Book Review-The Pigeon Tunnel

He is nearing his 85th birthday, so he reflects on his brief stint as a British spy during the Cold War and long career as a revered espionage novelist who does his own fieldwork, including not least a personal audience with Yasser Arafat, interviews with Russian mafia bosses and meeting Congolese warlords.

Fans of le Carre’s fiction will use this as a code book where they will match up characters from “Tinker, Tailor, Soldier, Spy,” ‘’The Little Drummer Girl” and other titles to the real people who inspired them.

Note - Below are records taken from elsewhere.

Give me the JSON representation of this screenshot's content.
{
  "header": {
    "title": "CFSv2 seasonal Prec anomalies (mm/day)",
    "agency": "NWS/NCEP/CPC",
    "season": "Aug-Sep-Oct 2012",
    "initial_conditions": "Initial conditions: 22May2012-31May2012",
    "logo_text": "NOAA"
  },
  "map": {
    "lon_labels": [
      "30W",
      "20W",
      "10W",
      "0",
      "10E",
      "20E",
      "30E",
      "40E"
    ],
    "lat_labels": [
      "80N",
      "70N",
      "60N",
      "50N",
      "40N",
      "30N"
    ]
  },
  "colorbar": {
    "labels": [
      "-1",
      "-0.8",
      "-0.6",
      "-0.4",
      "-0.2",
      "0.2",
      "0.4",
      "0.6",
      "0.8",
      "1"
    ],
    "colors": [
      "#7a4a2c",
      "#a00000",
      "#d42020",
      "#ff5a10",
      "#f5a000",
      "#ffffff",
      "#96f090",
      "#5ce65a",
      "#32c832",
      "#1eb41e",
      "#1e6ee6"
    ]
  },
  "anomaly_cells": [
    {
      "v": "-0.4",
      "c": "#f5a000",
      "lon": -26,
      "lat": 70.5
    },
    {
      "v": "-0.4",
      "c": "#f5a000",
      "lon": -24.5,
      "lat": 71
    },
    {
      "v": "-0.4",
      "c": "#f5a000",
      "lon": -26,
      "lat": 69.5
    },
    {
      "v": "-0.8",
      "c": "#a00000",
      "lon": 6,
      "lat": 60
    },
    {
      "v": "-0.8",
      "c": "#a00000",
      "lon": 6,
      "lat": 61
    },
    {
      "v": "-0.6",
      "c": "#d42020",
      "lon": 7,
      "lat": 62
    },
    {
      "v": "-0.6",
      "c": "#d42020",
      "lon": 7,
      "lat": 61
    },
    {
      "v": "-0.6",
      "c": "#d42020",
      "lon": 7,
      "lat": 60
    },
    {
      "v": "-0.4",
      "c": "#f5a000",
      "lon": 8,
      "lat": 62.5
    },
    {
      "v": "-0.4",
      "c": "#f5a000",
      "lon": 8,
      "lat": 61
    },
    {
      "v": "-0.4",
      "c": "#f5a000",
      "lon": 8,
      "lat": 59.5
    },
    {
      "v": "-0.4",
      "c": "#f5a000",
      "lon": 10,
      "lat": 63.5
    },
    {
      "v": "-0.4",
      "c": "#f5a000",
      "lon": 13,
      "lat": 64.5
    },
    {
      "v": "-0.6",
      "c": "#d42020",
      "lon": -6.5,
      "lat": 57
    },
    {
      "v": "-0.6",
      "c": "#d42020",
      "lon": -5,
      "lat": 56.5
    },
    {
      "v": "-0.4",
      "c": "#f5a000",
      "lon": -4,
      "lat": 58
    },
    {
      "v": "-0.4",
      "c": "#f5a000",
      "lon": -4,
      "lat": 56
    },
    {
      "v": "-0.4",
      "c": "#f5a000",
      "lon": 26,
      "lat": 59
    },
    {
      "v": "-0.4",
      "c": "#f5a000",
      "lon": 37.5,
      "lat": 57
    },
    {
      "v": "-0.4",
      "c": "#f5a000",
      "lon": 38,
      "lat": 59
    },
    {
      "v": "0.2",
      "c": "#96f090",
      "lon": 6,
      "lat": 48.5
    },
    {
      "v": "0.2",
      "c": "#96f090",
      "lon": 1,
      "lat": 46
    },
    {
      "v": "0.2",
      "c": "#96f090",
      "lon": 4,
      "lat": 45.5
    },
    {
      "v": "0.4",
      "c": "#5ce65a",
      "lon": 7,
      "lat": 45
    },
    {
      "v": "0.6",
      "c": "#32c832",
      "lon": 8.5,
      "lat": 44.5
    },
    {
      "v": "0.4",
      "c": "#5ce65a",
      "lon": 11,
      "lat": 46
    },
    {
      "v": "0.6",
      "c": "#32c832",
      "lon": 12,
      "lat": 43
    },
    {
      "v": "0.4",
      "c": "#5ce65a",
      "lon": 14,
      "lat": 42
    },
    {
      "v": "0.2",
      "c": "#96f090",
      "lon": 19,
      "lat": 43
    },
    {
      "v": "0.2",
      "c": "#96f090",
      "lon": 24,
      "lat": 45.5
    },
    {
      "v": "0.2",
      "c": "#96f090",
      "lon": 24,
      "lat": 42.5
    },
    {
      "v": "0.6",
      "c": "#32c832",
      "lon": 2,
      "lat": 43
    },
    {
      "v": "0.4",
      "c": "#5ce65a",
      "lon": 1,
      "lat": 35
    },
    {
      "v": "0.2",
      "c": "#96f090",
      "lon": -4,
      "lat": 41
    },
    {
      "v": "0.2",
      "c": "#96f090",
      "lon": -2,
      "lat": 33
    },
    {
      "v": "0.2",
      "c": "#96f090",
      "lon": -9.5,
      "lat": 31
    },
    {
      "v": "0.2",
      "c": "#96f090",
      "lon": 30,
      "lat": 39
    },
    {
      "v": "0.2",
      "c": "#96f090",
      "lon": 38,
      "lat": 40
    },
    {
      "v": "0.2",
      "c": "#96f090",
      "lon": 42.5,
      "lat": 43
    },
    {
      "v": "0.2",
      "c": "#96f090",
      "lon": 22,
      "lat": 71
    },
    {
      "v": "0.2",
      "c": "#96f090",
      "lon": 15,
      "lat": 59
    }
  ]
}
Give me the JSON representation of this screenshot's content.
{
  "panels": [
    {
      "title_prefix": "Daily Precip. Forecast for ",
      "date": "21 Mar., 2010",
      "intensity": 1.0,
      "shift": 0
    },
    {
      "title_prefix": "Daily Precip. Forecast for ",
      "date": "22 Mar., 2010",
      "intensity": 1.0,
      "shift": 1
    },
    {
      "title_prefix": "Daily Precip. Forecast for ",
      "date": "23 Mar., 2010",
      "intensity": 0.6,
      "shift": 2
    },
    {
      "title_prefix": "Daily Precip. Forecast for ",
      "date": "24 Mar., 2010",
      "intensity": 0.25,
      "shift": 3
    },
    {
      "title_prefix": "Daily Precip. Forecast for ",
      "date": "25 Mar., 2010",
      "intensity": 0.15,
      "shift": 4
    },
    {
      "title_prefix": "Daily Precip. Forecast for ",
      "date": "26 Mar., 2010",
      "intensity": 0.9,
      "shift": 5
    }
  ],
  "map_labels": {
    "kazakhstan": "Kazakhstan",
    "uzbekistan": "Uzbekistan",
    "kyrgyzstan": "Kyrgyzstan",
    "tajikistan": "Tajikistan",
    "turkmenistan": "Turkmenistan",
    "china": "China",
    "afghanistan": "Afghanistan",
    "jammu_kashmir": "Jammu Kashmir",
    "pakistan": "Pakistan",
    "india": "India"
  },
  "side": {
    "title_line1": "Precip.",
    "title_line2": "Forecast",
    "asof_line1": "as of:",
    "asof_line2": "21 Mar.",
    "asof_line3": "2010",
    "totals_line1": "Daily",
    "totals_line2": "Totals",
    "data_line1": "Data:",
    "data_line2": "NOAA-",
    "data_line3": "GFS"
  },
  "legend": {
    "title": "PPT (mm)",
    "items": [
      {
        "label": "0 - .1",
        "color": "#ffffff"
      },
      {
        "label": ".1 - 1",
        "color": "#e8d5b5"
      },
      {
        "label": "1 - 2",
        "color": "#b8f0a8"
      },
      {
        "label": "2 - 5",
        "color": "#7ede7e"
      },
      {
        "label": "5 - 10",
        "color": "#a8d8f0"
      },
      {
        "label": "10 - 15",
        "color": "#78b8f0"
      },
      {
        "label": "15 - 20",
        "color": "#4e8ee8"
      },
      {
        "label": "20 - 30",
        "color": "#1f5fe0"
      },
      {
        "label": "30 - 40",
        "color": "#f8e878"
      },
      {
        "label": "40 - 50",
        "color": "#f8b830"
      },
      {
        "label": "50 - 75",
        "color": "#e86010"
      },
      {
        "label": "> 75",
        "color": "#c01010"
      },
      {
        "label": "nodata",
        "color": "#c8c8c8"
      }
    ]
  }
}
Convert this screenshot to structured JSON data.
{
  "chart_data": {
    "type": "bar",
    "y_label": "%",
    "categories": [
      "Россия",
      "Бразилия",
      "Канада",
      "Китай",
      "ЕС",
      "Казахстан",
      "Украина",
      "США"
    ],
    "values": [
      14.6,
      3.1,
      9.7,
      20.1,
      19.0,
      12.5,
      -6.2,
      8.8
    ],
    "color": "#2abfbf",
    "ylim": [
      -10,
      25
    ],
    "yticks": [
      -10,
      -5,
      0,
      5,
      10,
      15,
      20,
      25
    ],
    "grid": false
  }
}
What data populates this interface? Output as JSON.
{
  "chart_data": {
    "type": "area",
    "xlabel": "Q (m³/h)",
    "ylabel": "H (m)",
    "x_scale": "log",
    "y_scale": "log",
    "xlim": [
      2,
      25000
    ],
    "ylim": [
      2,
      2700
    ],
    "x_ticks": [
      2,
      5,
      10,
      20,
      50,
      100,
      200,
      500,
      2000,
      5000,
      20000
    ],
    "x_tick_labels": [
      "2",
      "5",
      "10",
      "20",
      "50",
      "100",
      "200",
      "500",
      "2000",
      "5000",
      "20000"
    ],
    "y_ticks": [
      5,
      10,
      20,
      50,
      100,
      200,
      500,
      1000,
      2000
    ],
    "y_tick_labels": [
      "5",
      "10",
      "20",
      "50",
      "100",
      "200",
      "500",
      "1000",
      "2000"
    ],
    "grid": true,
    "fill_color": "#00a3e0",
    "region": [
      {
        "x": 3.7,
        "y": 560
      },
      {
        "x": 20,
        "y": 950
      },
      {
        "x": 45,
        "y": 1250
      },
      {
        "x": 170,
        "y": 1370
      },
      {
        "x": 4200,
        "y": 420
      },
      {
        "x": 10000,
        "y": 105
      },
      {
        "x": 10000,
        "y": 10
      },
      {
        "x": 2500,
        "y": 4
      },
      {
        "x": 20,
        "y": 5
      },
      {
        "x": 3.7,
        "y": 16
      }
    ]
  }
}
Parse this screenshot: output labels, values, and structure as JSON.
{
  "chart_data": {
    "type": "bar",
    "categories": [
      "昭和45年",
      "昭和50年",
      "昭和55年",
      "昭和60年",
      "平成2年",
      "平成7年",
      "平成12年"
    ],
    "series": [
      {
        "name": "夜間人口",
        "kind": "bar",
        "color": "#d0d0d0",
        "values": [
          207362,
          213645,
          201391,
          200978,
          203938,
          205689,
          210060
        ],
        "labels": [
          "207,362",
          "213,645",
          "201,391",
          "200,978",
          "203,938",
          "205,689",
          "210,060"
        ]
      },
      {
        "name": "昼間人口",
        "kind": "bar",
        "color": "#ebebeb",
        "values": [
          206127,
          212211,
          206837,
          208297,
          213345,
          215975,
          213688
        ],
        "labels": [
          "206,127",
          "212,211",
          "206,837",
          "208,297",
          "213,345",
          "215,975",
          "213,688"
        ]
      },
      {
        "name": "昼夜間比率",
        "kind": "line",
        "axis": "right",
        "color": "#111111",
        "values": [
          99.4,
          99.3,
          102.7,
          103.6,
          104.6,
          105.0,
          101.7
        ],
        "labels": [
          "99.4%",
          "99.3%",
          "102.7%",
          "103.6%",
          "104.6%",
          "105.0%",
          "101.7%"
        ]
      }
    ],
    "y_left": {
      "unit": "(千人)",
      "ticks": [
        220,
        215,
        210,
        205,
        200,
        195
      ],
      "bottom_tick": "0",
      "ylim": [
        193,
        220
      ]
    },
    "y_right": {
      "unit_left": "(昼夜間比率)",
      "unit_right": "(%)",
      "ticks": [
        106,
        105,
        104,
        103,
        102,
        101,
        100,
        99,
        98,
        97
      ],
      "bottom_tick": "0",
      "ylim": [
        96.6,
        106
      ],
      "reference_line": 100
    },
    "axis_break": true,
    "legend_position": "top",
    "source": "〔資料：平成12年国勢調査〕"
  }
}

The title “The Pigeon Tunnel” comes from a much earlier memory however.  His conman father (the inspiration for le Carre’s autobiographical novel, “A Perfect Spy”) has taken him on a gambling spree in Monte Carlo.  At a sporting club, the teenager David sees “well-lunched sporting gentlemen” shooting pigeons.  He learns the surviving birds fly back to their home on the casino roof where they are doomed to be trapped in the tunnels that lead them again into shotgun fire.

It’s a troubling image.  Does it haunt him into his 80s because he’s trapped by his own inherited nature?  His father, Ronnie, looms, at last fully formed, in “Son of the Author’s Father,” a chapter saved for late in the book.  Roguish Ronnie cheats, lies, runs cons, sends others to prison for his crimes, beds women, goes to prison himself and still manages to send his sons to the best schools.  Later in life, Ronnie takes advantage of his son’s fame whenever he can.

In these pages, Cornwell becomes one of his most fascinating characters — the son who learns to dissemble at his father’s knee, joins the British intelligence service and rounds out his life creating false worlds as a novelist.

“Sometimes I walk round him, sometimes he’s the mountain I still have to climb,” he writes of Ronnie.  We listen and nod, sipping with pleasure, intoxicated by his words.